Donna Pearson-McClish operates Common Ground Producers and Growers.
The operation is unique in that it delivers fresh produce to senior centers, senior high-rises and mixed multiple high rises with seniors and the disabled. The idea flourished after a coordinator for a senior facility told her that while a supplemental food assistance program provided vouchers to be used at farmers markets, seniors had neither transportation nor local farmers markets, leaving them in a virtual Catch 22. And with fewer and fewer grocery stores in an expanding urban area, many seniors were trapped in a food desert without access to healthy food.

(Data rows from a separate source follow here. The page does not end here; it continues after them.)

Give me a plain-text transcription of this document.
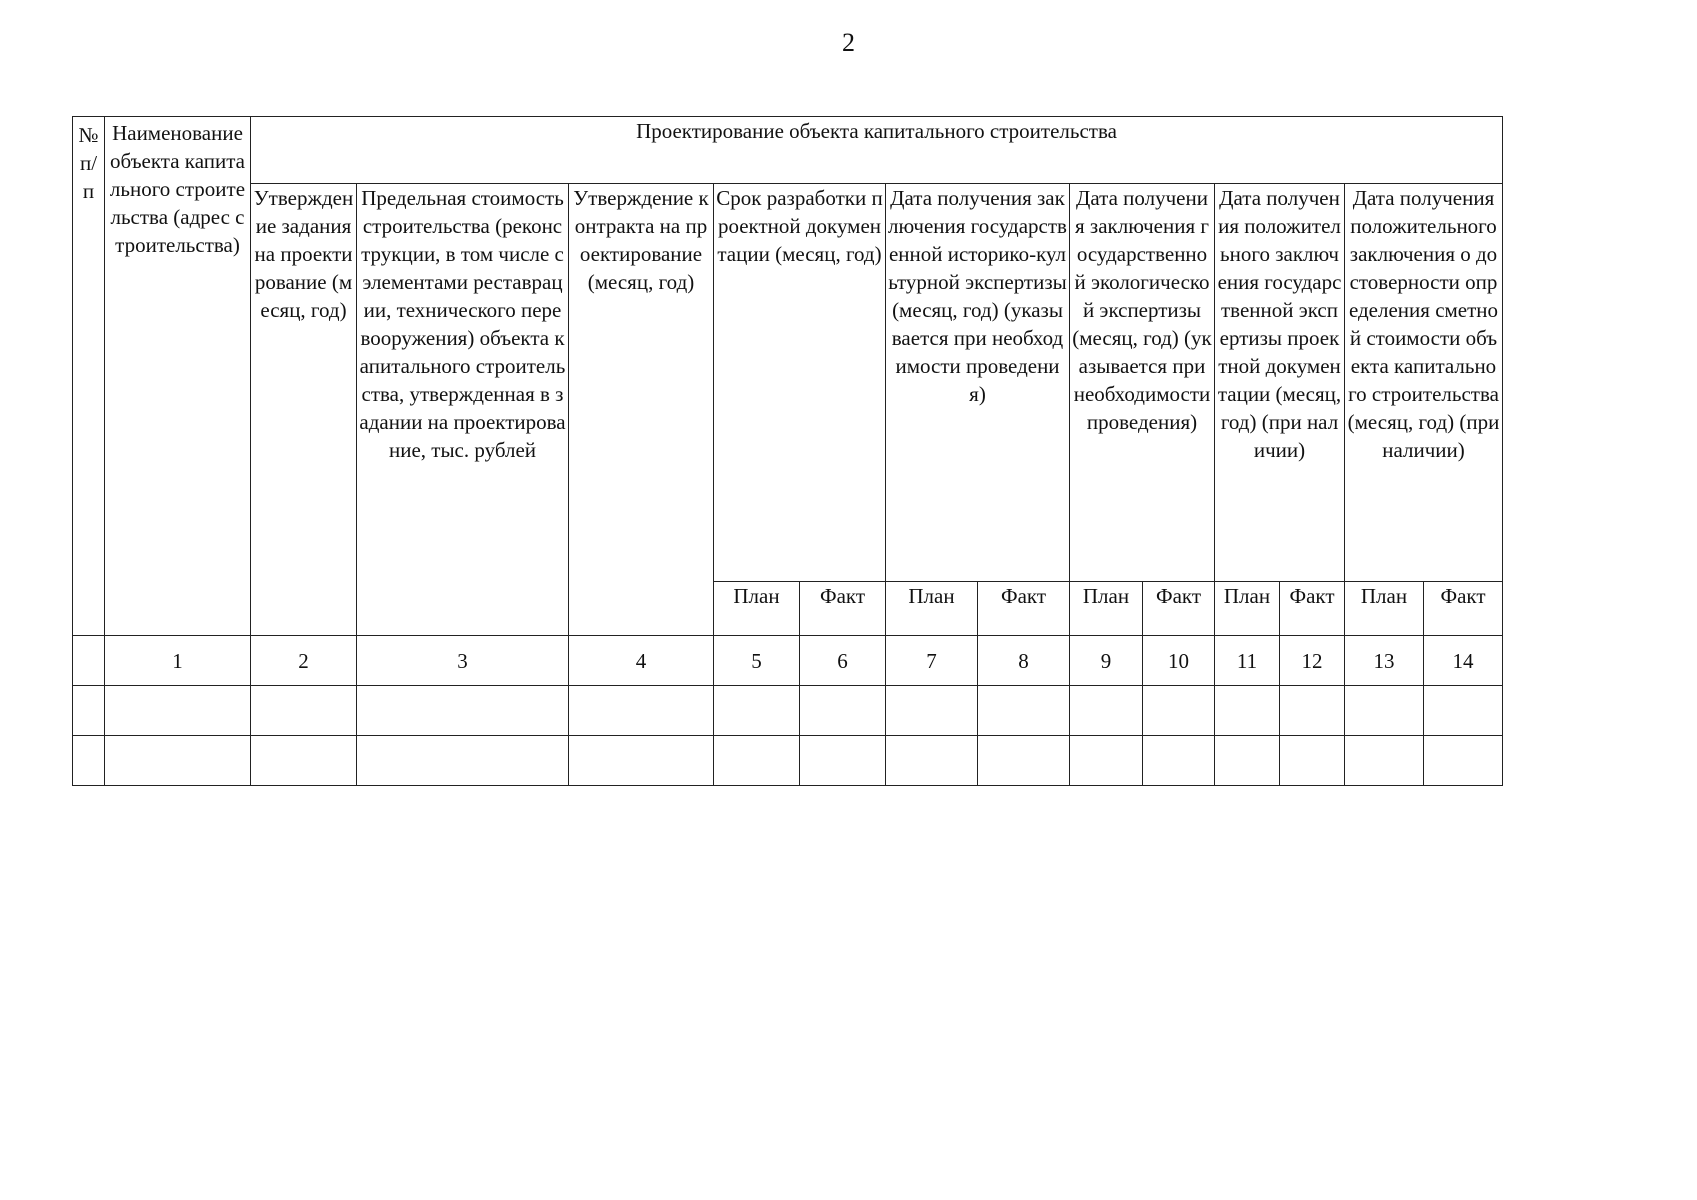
2
№ п/п	Наименование объекта капитального строительства (адрес строительства)	Проектирование объекта капитального строительства												
		Утверждение задания на проектирование (месяц, год)	Предельная стоимость строительства (реконструкции, в том числе с элементами реставрации, технического перевооружения) объекта капитального строительства, утвержденная в задании на проектирование, тыс. рублей	Утверждение контракта на проектирование (месяц, год)	Срок разработки проектной документации (месяц, год)		Дата получения заключения государственной историко-культурной экспертизы (месяц, год) (указывается при необходимости проведения)		Дата получения заключения государственной экологической экспертизы (месяц, год) (указывается при необходимости проведения)		Дата получения положительного заключения государственной экспертизы проектной документации (месяц, год) (при наличии)		Дата получения положительного заключения о достоверности определения сметной стоимости объекта капитального строительства (месяц, год) (при наличии)	
					План	Факт	План	Факт	План	Факт	План	Факт	План	Факт
	1	2	3	4	5	6	7	8	9	10	11	12	13	14
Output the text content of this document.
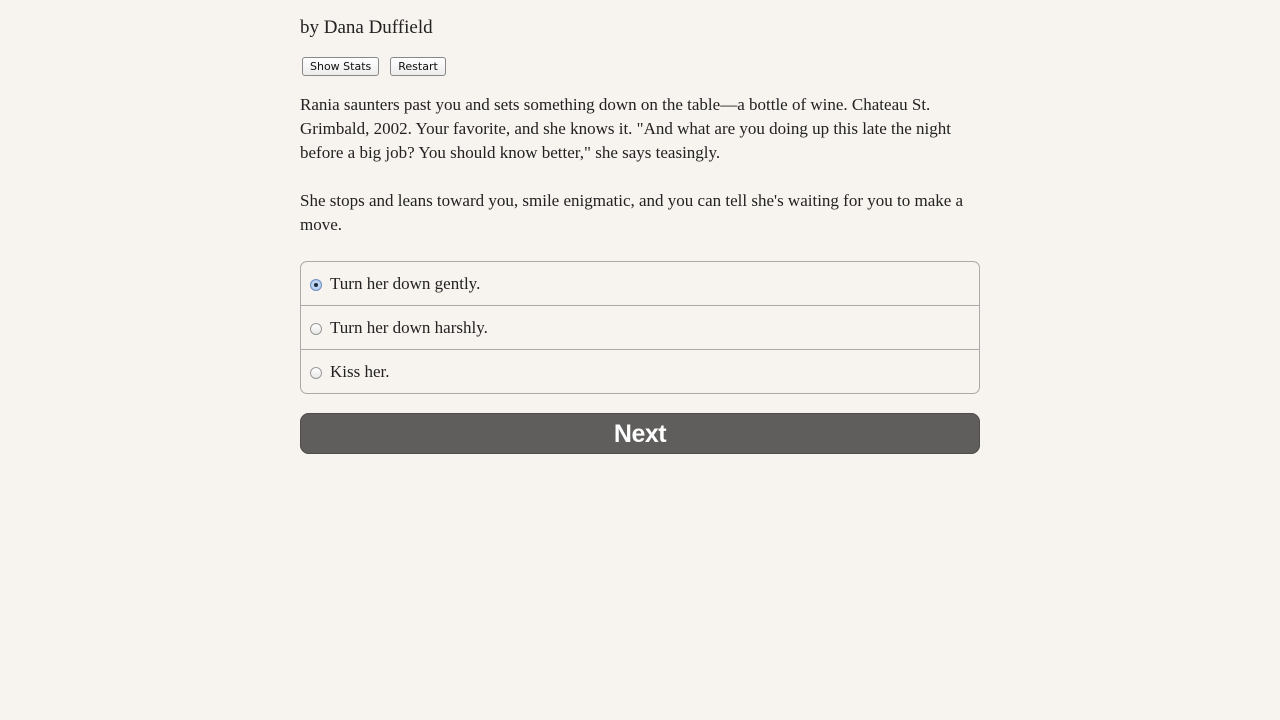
by Dana Duffield
Show Stats	Restart

Rania saunters past you and sets something down on the table—a bottle of wine. Chateau St. Grimbald, 2002. Your favorite, and she knows it. "And what are you doing up this late the night before a big job? You should know better," she says teasingly.

She stops and leans toward you, smile enigmatic, and you can tell she's waiting for you to make a move.

Turn her down gently.
Turn her down harshly.
Kiss her.
Next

Common Ground Producers and Growers delivers fresh produce to senior centers, senior high-rises and mixed multiple high rises.

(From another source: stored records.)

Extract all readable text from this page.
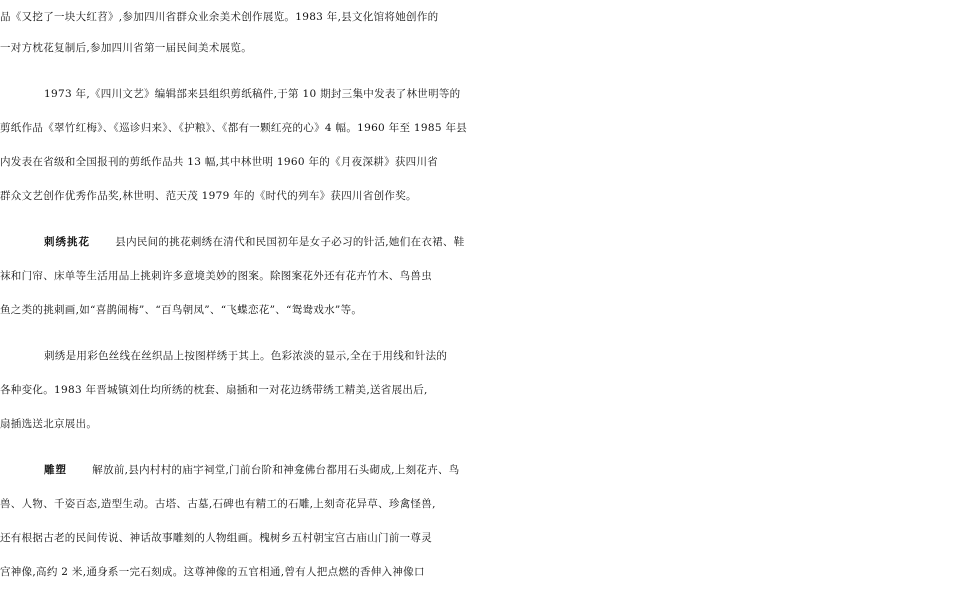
品《又挖了一块大红苕》,参加四川省群众业余美术创作展览。1983 年,县文化馆将她创作的
一对方枕花复制后,参加四川省第一届民间美术展览。
1973 年,《四川文艺》编辑部来县组织剪纸稿件,于第 10 期封三集中发表了林世明等的
剪纸作品《翠竹红梅》、《巡诊归来》、《护粮》、《都有一颗红亮的心》4 幅。1960 年至 1985 年县
内发表在省级和全国报刊的剪纸作品共 13 幅,其中林世明 1960 年的《月夜深耕》获四川省
群众文艺创作优秀作品奖,林世明、范天茂 1979 年的《时代的列车》获四川省创作奖。
刺绣挑花 县内民间的挑花刺绣在清代和民国初年是女子必习的针活,她们在衣裙、鞋
袜和门帘、床单等生活用品上挑刺许多意境美妙的图案。除图案花外还有花卉竹木、鸟兽虫
鱼之类的挑刺画,如“喜鹊闹梅”、“百鸟朝凤”、“飞蝶恋花”、“鸳鸯戏水”等。
刺绣是用彩色丝线在丝织品上按图样绣于其上。色彩浓淡的显示,全在于用线和针法的
各种变化。1983 年晋城镇刘仕均所绣的枕套、扇插和一对花边绣带绣工精美,送省展出后,
扇插选送北京展出。
雕塑 解放前,县内村村的庙宇祠堂,门前台阶和神龛佛台都用石头砌成,上刻花卉、鸟
兽、人物、千姿百态,造型生动。古塔、古墓,石碑也有精工的石雕,上刻奇花异草、珍禽怪兽,
还有根据古老的民间传说、神话故事雕刻的人物组画。槐树乡五村朝宝宫古庙山门前一尊灵
宫神像,高约 2 米,通身系一完石刻成。这尊神像的五官相通,曾有人把点燃的香伸入神像口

By the end of 2014, the year the farm began delivering, they served 11 senior centers and residences. Since then, they’ve grown to 30+ and serve three counties, and the list of centers asking to be included keeps growing as well.
“The demand is greater, the quantity is greater,” McClish said. “Fortunately, we have a community of growers who work with us.”
“Our motto is, all are fed and no one is hungry. We don’t turn anyone away. We take all forms of payment, but if they don’t have any money, they get fed anyway. We’ll even barter.”
The farm has about five acres under cultivation, with pumpkin, acorn and butternut squash, zucchini, collard greens, spinach and purple hull peas—a Southern specialty similar to black-eyed peas.
“What is happening just thrills my heart,” McClish said. “Everyone is benefitting on both ends. The growers are making extra income during the growing season, and the seniors are getting fresh produce at a reduced cost.”